Use of a Web-based distribution of an automated, electronic survey to employees, although overcoming many challenges and presenting certain inherent advantages, faces further challenges due to typically decreased participation and/or validity of data obtained with automated, electronic surveys as compared to paper surveys. For example, employees are less likely to participate due to fears relating to confidentiality, difficulty of access, poor presentation of survey content, and/or inability to read ahead or scan the survey in its entirety prior to participating. Also, respondents to automated electronic surveys are more likely to give more extreme responses on an automated electronic survey and/or otherwise skew the data by giving generally higher scores to questions. For these reasons, the present invention provides an automated electronic survey with access, information, presentation, and content features that respectively: (a) assist the user in locating, initiating, navigating, completing, and submitting the survey; (b) assist the user in perceiving, interpreting, and completing the survey; (c) enforce psychologically advantageous communication capabilities; and (d) obtain data in a statistically quantifiable manner, such that respondent behavior can be automatically monitored during survey administration to detect potential inaccuracies of and offer respondents opportunities to review and change the potentially invalid responses.

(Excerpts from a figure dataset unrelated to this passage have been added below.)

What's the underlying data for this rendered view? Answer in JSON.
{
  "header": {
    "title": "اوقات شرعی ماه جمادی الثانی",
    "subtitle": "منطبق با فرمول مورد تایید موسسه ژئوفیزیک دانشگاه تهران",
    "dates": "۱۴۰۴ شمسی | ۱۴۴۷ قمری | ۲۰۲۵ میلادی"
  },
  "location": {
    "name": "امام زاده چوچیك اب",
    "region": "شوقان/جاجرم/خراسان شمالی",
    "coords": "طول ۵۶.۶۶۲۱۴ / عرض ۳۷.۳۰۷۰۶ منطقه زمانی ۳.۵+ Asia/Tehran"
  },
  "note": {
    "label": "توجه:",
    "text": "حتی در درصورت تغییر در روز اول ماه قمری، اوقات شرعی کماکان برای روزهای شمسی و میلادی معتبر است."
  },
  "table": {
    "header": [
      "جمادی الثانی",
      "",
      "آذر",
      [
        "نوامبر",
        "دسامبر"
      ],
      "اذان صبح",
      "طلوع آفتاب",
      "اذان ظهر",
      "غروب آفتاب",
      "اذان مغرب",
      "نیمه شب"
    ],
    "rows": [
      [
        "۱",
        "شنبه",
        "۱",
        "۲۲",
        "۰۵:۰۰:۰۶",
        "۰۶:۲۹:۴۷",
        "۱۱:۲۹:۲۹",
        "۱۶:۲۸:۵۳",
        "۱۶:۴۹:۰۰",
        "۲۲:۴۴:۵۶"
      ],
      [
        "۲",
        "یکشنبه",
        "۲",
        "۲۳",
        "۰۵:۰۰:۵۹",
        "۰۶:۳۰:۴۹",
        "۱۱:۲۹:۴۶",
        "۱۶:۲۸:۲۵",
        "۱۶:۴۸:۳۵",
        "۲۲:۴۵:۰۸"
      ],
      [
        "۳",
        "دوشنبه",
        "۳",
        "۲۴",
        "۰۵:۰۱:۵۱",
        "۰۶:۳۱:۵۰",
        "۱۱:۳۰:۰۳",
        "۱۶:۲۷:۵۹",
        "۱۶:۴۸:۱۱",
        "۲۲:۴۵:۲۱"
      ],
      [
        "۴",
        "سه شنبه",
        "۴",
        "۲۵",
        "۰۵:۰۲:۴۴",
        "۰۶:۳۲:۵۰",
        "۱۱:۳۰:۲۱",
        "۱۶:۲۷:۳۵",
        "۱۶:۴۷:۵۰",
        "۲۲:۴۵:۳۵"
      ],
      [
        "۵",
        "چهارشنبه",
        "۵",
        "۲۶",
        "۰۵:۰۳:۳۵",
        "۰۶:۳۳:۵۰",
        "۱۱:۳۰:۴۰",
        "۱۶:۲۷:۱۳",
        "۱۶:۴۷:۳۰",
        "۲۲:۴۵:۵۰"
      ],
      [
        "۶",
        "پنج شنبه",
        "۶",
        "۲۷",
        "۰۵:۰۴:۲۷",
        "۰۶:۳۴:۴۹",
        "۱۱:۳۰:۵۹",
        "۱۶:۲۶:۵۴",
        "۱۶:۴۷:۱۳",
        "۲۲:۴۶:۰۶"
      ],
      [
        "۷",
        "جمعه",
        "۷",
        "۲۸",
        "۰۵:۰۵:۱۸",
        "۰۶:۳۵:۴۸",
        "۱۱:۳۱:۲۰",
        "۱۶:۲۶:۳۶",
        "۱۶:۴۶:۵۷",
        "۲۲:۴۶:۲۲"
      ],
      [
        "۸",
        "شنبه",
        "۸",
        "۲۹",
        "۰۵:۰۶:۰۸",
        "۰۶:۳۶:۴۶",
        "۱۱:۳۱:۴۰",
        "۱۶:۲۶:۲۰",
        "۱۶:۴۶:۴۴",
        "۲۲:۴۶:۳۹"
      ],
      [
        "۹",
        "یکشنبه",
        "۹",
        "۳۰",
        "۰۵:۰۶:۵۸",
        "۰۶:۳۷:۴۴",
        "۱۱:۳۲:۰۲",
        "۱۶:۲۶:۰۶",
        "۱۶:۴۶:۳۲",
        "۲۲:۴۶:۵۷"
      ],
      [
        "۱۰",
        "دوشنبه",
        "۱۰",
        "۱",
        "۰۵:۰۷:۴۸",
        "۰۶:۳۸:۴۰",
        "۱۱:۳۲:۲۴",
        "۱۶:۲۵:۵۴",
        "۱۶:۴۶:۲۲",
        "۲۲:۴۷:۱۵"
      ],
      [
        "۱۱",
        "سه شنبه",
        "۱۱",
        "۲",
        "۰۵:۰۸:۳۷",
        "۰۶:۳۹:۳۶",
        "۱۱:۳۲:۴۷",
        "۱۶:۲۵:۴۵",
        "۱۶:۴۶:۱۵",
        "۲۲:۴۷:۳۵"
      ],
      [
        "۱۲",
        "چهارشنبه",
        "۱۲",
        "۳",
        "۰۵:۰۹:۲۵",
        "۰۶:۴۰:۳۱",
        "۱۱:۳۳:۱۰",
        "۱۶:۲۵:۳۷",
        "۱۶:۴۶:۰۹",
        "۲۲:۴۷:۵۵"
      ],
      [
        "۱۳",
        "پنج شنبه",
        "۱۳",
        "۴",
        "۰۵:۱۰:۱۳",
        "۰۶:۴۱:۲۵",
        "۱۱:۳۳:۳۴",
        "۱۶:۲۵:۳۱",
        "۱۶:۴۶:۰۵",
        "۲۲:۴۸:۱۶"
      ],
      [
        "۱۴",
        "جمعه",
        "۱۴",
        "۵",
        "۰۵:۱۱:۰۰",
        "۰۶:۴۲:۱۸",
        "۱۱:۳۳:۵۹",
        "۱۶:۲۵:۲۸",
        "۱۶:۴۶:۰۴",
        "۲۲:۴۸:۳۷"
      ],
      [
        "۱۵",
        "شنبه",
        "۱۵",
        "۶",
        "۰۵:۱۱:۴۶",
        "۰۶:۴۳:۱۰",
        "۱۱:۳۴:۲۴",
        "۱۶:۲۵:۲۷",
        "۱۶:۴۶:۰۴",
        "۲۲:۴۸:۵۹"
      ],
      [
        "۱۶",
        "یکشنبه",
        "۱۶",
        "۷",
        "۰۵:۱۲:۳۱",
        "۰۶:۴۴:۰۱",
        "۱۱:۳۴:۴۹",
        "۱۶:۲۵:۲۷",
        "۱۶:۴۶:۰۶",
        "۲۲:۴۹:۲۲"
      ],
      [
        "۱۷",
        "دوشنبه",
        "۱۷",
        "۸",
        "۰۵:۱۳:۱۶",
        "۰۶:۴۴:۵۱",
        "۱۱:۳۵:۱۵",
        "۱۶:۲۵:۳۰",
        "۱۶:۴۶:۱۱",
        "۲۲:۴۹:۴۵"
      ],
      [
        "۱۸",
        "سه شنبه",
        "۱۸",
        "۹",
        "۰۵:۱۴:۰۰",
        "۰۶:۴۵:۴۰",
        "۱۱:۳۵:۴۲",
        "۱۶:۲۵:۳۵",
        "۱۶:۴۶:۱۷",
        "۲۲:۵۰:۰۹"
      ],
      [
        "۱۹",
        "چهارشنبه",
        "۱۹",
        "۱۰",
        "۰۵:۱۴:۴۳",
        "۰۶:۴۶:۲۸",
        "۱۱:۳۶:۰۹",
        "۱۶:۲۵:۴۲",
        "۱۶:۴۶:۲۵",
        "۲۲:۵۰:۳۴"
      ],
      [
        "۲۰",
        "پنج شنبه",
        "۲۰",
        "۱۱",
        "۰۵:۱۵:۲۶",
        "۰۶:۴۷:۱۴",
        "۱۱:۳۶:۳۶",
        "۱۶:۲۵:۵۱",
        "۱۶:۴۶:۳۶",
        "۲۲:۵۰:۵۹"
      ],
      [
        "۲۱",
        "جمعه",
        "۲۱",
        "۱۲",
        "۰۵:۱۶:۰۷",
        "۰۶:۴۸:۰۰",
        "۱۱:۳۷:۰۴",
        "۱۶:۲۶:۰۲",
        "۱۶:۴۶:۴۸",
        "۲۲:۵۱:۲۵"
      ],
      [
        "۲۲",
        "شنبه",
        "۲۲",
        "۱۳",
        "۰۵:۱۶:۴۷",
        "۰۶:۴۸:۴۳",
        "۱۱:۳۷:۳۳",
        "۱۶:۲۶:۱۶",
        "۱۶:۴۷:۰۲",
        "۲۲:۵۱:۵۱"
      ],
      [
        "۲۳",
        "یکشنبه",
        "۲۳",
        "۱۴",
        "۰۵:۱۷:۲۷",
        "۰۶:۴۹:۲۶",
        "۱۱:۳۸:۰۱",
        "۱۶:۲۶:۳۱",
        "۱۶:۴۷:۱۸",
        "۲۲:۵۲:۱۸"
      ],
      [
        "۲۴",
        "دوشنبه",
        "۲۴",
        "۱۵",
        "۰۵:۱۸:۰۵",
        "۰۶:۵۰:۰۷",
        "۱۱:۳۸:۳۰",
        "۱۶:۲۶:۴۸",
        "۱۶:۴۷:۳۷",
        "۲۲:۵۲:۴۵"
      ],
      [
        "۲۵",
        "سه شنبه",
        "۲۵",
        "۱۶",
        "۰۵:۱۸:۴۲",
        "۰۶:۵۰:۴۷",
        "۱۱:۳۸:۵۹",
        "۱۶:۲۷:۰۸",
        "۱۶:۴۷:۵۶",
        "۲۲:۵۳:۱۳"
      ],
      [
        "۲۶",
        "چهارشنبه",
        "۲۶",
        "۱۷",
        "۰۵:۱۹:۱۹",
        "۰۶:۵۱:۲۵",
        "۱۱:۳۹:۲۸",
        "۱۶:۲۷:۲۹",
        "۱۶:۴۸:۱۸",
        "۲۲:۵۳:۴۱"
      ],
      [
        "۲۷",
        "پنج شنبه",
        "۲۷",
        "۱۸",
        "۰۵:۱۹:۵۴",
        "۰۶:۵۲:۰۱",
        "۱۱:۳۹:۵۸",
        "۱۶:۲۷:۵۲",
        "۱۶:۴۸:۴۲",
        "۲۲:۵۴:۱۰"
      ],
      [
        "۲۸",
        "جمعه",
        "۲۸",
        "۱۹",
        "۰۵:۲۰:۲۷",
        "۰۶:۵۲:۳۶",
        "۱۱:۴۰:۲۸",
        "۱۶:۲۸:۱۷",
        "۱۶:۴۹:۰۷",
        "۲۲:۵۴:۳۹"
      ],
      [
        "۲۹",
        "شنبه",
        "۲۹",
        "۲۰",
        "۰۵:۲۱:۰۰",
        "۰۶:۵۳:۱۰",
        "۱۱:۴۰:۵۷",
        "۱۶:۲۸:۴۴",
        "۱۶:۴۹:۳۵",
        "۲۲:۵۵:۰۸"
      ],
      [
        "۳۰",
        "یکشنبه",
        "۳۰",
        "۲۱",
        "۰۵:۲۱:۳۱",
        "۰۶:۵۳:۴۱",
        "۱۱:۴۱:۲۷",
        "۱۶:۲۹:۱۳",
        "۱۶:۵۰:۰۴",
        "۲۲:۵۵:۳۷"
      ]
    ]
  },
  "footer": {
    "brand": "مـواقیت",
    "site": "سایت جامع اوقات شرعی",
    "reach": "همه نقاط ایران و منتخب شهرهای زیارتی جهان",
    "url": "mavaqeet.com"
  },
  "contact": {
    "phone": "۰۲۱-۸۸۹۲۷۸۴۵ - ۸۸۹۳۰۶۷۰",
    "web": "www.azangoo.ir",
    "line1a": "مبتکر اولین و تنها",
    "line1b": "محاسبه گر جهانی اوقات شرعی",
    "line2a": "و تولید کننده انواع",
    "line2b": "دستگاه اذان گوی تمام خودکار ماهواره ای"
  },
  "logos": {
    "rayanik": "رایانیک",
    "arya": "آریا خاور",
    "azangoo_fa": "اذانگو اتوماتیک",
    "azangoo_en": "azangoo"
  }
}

Even with valid data successfully obtained by an outside consulting company, a still further challenge is faced in presenting results to the employer in a manner that can be readily understood. For example, in many organizational settings, identification of linkages between business performance and features of corporate culture is best accomplished using Hierarchical Linear Modeling (HLM). HLM identifies correlations and/or associations as correlation coefficients and/or multiple regression coefficients that control for various potentially significant confounding factors. The values and interrelationships between these coefficients, while speaking volumes to the survey expert, have relatively opaque meanings when presented to CEOs and the executives who report to them, primarily because such executives typically lack training in survey methodology and multivariate inferential statistics. Thus, the present invention identifies links between business culture and features of corporate culture based on statistical significance of the coefficients and magnitudes of the coefficients relative to predetermined thresholds, where all statistically significant coefficients of sufficient magnitude relating to a particular correlation and/or association are required to be non-contradictory (similarly signed). A resulting table of significant, consistent, and non-contradictory links of various relative strengths is then presented to the employer in a readily understandable manner.
The employee assessment tool according to the present invention is advantageous over previous attempts at providing employee assessment services in that employee participation, ease of use, and validity of data are increased, while difficulties in understanding and utilizing data are decreased. Further areas of applicability of the present invention will become apparent from the detailed description provided hereinafter. It should be understood that the detailed description and specific examples, while indicating the preferred embodiment of the invention, are intended for purposes of illustration only and are not intended to limit the scope of the invention.